To this end, I determine a bunch of waypoints $\left(x_i, y_i\right)$ in the image (these are pixel coordinates) and the corresponding latitude and longitude, $\left(lng_i, lat_i\right)$. I expected the following to hold:

$$
\begin{align}
lng(x) &= cx + a\\
lat(y) &= -cy + b
\end{align}
$$

For the $m$ waypoints, this leads to the following equations:

$$
\begin{bmatrix}
lng_1 & lat_1 & 1 \\
\vdots & \vdots & \vdots \\
lng_m & lat_m & 1
\end{bmatrix} =
\begin{bmatrix}
x_1 & y_1 & 1 \\
\vdots & \vdots & \vdots \\
x_m & y_m & 1
\end{bmatrix}
\begin{bmatrix}
c & 0 & 0 \\
0 & -c & 0 \\
a & b & 1
\end{bmatrix}
$$

My question: how do I solve this system of equations in the least-squares sense for $a$, $b$, and $c$?

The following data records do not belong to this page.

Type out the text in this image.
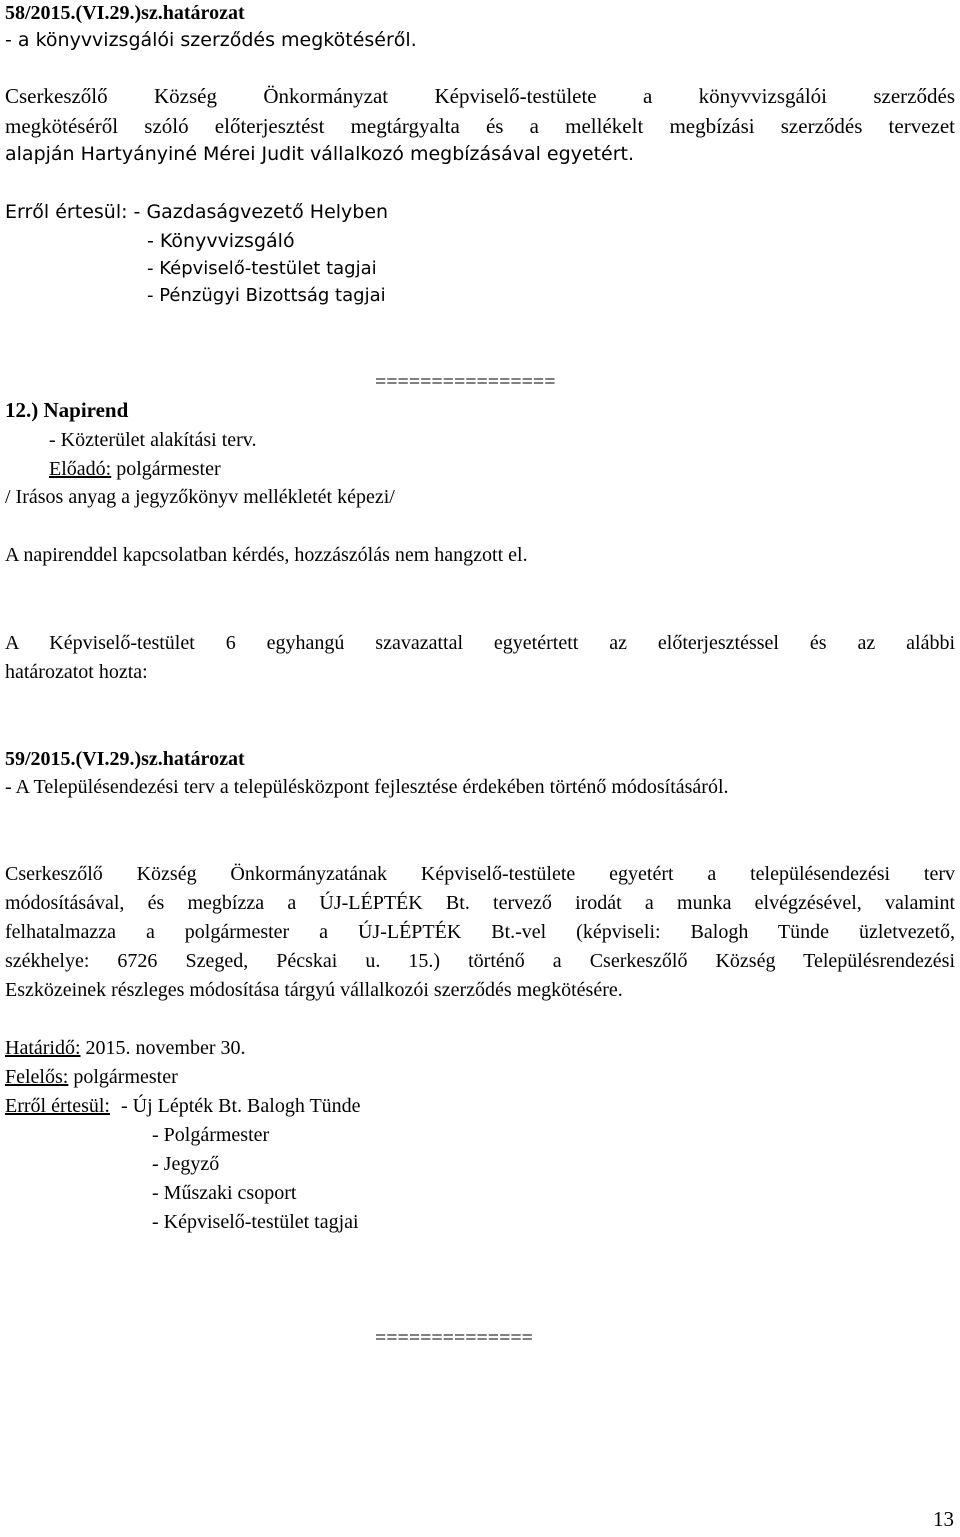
58/2015.(VI.29.)sz.határozat
- a könyvvizsgálói szerződés megkötéséről.
Cserkeszőlő Község Önkormányzat Képviselő-testülete a könyvvizsgálói szerződés
megkötéséről szóló előterjesztést megtárgyalta és a mellékelt megbízási szerződés tervezet
alapján Hartyányiné Mérei Judit vállalkozó megbízásával egyetért.
Erről értesül: - Gazdaságvezető Helyben
- Könyvvizsgáló
- Képviselő-testület tagjai
- Pénzügyi Bizottság tagjai
================
12.) Napirend
- Közterület alakítási terv.
Előadó: polgármester
/ Irásos anyag a jegyzőkönyv mellékletét képezi/
A napirenddel kapcsolatban kérdés, hozzászólás nem hangzott el.
A Képviselő-testület 6 egyhangú szavazattal egyetértett az előterjesztéssel és az alábbi
határozatot hozta:
59/2015.(VI.29.)sz.határozat
- A Településendezési terv a településközpont fejlesztése érdekében történő módosításáról.
Cserkeszőlő Község Önkormányzatának Képviselő-testülete egyetért a településendezési terv
módosításával, és megbízza a ÚJ-LÉPTÉK Bt. tervező irodát a munka elvégzésével, valamint
felhatalmazza a polgármester a ÚJ-LÉPTÉK Bt.-vel (képviseli: Balogh Tünde üzletvezető,
székhelye: 6726 Szeged, Pécskai u. 15.) történő a Cserkeszőlő Község Településrendezési
Eszközeinek részleges módosítása tárgyú vállalkozói szerződés megkötésére.
Határidő: 2015. november 30.
Felelős: polgármester
Erről értesül: - Új Lépték Bt. Balogh Tünde
- Polgármester
- Jegyző
- Műszaki csoport
- Képviselő-testület tagjai
==============
13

(So far, I've applied numpy.linalg.lstsq to get a general approximation for the rightmost matrix, but this doesn't satisfy the constraints on the coefficients given above).

Best Answer

I suppose you mean to minimise the sum of squared differences \begin{aligned} \sum_{i=1}^m \left[\left(\operatorname{lng}_i-cx_i-a\right)^2 + \left(\operatorname{lat}_i+cy_i-b\right)^2\right] &=v^TAv-2u^Tv+K, \end{aligned} where $K=\sum_{i=1}^m \left(\operatorname{lng}_i^2+\operatorname{lat}_i^2\right)$ and \begin{aligned} A=\pmatrix{m&0&\sum_{i=1}^mx_i\\ 0&m&-\sum_{i=1}^my_i\\ \sum_{i=1}^mx_i&-\sum_{i=1}^my_i&\sum_{i=1}^m\left(x_i^2+y_i^2\right)}, \ u=\pmatrix{\sum_{i=1}^m \operatorname{lng}_i\\ \sum_{i=1}^m \operatorname{lat}_i\\ \sum_{i=1}^m \left(\operatorname{lng}_ix_i-\operatorname{lat}_iy_i\right)}, \ v=\pmatrix{a\\ b\\ c}. \end{aligned} This is a standard least square problem. A global minimiser is given by $$ v=A^+u $$ where $A^+$ denotes the Moore-Penrose pseudoinverse of $A$. In practice we don't calculate $A^+$ explicitly and multiply it by $u$ to get $v$. Rather, we obtain $v$ by solving $Av=u$. Thus v = numpy.linalg.lstsq(A, u).